Cependant à la reprise, après la crise, les tribunaux et les cours d'assises risquent d'être surchargée Nicole Belloubet préconise aussi des mesures pour éviter la circulation du virus en détention, en limitant au strict minimum une extraction judiciaire qui est très encadrée par la loi. Notamment en ce qui concerne sa motivation et sa durée.
"D'un côté, il faut des maintiens en détention pour assurer la continuité de l’ordre public. De l'autre, des reports de la détention pour ne pas favoriser la circulation du virus". Un premier cas de Covid-19 a été détecté à Fresnes (Ile de France). "Il faut savoir qu'à Nancy (Meurthe-et-Moselle), il y a depuis deux jours, deux détenus ont été confinés et placés en isolement. Deux suspicions de coronavirus", dit Fadela Doukhi, représentante régionale de FO-Pénitentiaire à Nancy.

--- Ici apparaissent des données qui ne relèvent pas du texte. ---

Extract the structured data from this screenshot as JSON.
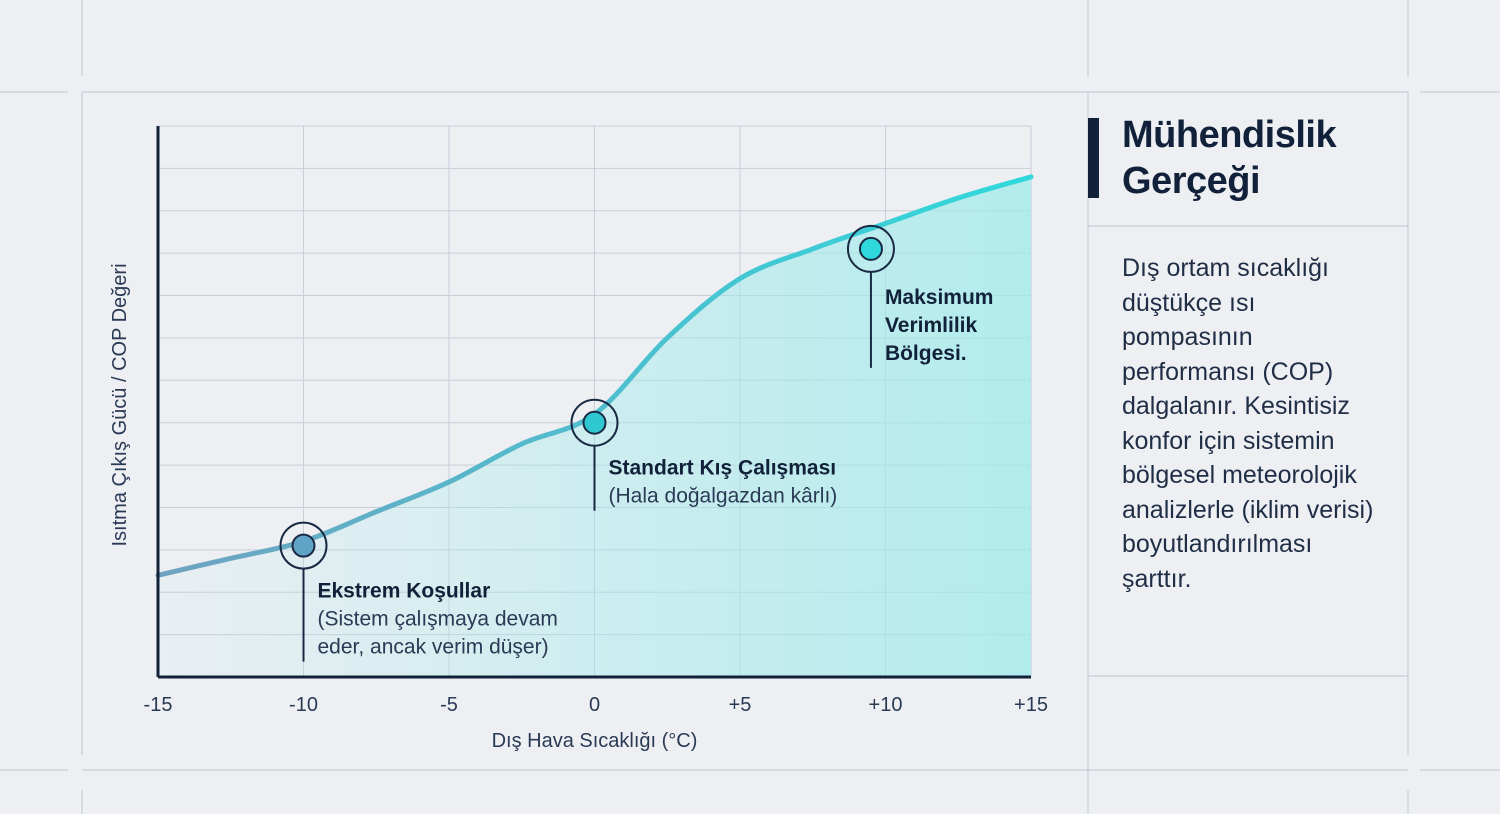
{
  "chart_data": {
    "type": "area",
    "xlabel": "Dış Hava Sıcaklığı (°C)",
    "ylabel": "Isıtma Çıkış Gücü / COP Değeri",
    "xlim": [
      -15,
      15
    ],
    "ylim": [
      0,
      13
    ],
    "x_ticks": [
      "-15",
      "-10",
      "-5",
      "0",
      "+5",
      "+10",
      "+15"
    ],
    "grid": true,
    "series": [
      {
        "x": [
          -15,
          -12.5,
          -10,
          -7.5,
          -5,
          -2.5,
          0,
          2.5,
          5,
          7.5,
          10,
          12.5,
          15
        ],
        "y": [
          2.4,
          2.8,
          3.2,
          3.9,
          4.6,
          5.5,
          6.2,
          8.0,
          9.4,
          10.1,
          10.7,
          11.3,
          11.8
        ]
      }
    ],
    "colors": {
      "line_start": "#6fa3c0",
      "line_end": "#2fd8dc",
      "fill": "#9eeaea",
      "axis": "#12213a",
      "grid": "#c9ced8"
    },
    "annotations": [
      {
        "x": -10,
        "y": 3.1,
        "title": "Ekstrem Koşullar",
        "lines": [
          "(Sistem çalışmaya devam",
          "eder, ancak verim düşer)"
        ],
        "marker_color": "#5fa3c6"
      },
      {
        "x": 0,
        "y": 6.0,
        "title": "Standart Kış Çalışması",
        "lines": [
          "(Hala doğalgazdan kârlı)"
        ],
        "marker_color": "#2fc8d0"
      },
      {
        "x": 9.5,
        "y": 10.1,
        "title": "Maksimum",
        "lines": [
          "Verimlilik",
          "Bölgesi."
        ],
        "marker_color": "#2fd8dc"
      }
    ]
  },
  "side_panel": {
    "title_lines": [
      "Mühendislik",
      "Gerçeği"
    ],
    "body_lines": [
      "Dış ortam sıcaklığı",
      "düştükçe ısı",
      "pompasının",
      "performansı (COP)",
      "dalgalanır. Kesintisiz",
      "konfor için sistemin",
      "bölgesel meteorolojik",
      "analizlerle (iklim verisi)",
      "boyutlandırılması",
      "şarttır."
    ]
  }
}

A Metz et à Nancy plus de 120 détenus ont refusé de regagner leurs cellules.
- Fadela Doukhi, FO-Pénitentiaire-Nancy

Les sorties, les activités, les activités sportives ne sont plus possibles. Mais ce qui pose un réel souci ce sont surtout les parloirs. Ils sont annulés.
"En ce qui concerne les établissements pénitentiaires, les restrictions renforcées des déplacements ne permettent pas non plus aux familles d’accéder aux parloirs", écrit Nicole Belloubet dans un communiqué, mardi 17 mars 2020. Elle ajoute: "il ne s’agit là que d’une mesure provisoire destinée à éviter la propagation du virus et protéger l’ensemble de la population".

Mais cette décision met les détenus sous tension. "Les sorties sont reportées et les entrées restent très contrôlées", dit Fadela Douki. Depuis ces annonces, à Nancy, Metz et Epinal, il y a eu de tensions. "Des détenus ont refusé de retourner dans leurs cellules. Les prisons, déjà surpeuplées, restent un point très chaud dans cette gestion de la pandémie. Ce n’est donc pas le moment de les engorger encore plus", dit Fadela Doukhi.

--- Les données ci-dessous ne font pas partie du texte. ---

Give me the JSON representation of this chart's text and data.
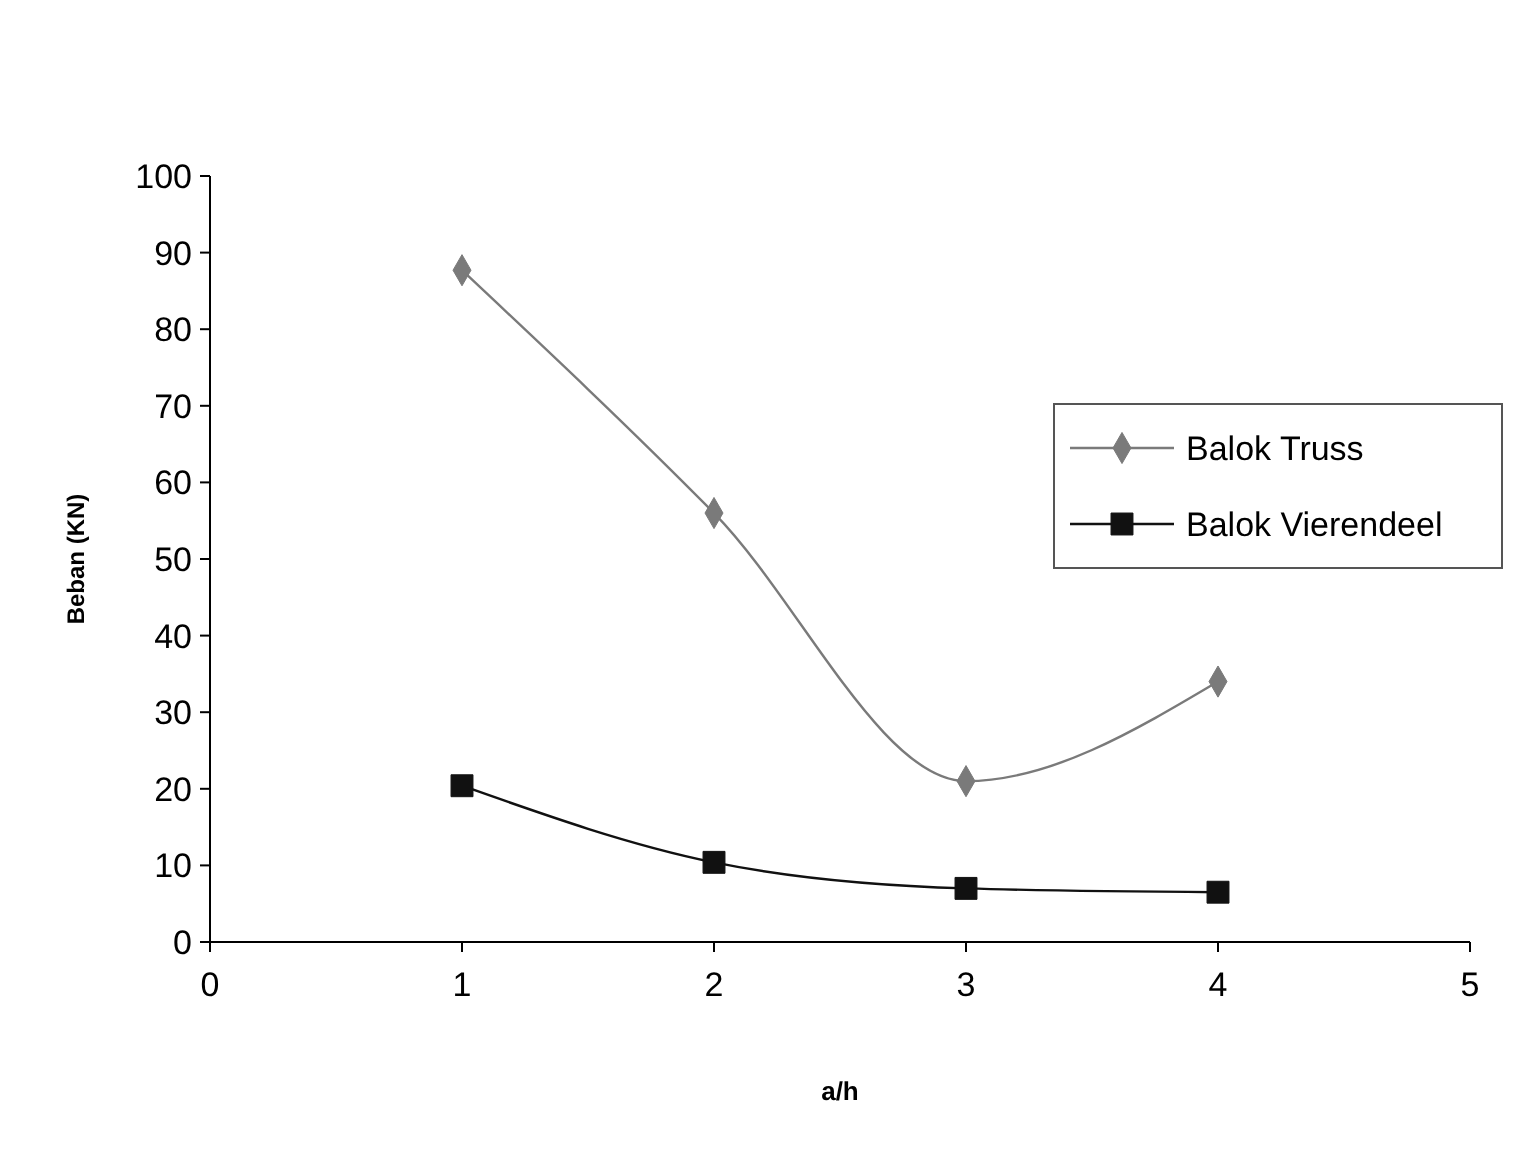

La décision d'ordonner ou de prolonger la détention provisoire doit pourtant être motivée par l'un des sept critères de l'article 144 du code de procédure pénale
Et pour l'instant celui du Covid-19 n'en fait pas parti.
Ce qui oblige le gouvernement à mettre en place une ordonnance exceptionnelle. Nicole Belloubet propose dans un  projet de loi présenté au parlement, "de suspendre, interrompre ou reporter les délais de fond ou de procédure, de toute nature, dont le terme pourrait échoir pendant cette période".